Dynatrace can reshape incoming log data for better understanding, analysis, or further transformation.
Information can be logged in a very wide variety of formats depending on the application, process, operating system, or other factors. Log pre-processing and processing with OpenPipeline offers a central and flexible way of extracting value from those raw log lines.

Log processing comprises the following steps.
Dynatrace processes logs upon ingestion to ensure that your log lines are ready for automation, troubleshooting, and analysis. This unified approach allows you to switch between different log ingest strategies with zero or minimum configuration.
Automatic log processing on ingest includes timestamp extraction, severity extraction, and log payload parsing.
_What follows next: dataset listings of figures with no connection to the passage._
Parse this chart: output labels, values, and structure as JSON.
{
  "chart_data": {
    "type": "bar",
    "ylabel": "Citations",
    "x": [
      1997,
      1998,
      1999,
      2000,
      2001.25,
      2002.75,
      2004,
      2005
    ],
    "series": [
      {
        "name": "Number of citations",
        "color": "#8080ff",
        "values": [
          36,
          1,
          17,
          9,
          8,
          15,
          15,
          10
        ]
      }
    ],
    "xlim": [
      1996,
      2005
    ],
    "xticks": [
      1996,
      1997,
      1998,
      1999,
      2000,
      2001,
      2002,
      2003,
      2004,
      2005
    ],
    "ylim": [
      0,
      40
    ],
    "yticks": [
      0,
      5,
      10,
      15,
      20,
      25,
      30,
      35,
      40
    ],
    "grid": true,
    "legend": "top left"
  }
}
Dynatrace applies log pre-processing to enrich, normalize, and prepare log data for analysis. Thanks to this structured approach, logs from supported technologies are enriched without manual configuration, have better structure and metadata, and are connected with their traces.
Pre-processing with OpenPipeline ensures consistent log structure, improved queryability, and seamless integration with Dynatrace observability features.
Log processing with OpenPipeline involves using the OpenPipeline solution to handle logs before they are stored in Grail. This step includes different stages, such as processing, metric and data extraction, permissions, and storage. See Log processing with OpenPipeline for the detailed overview of all the stages.
We recommend utilizing log processing with OpenPipeline as a scalable, powerful solution to manage, process, and analyze logs. If you don't have access to OpenPipeline, use the classic log processing pipeline.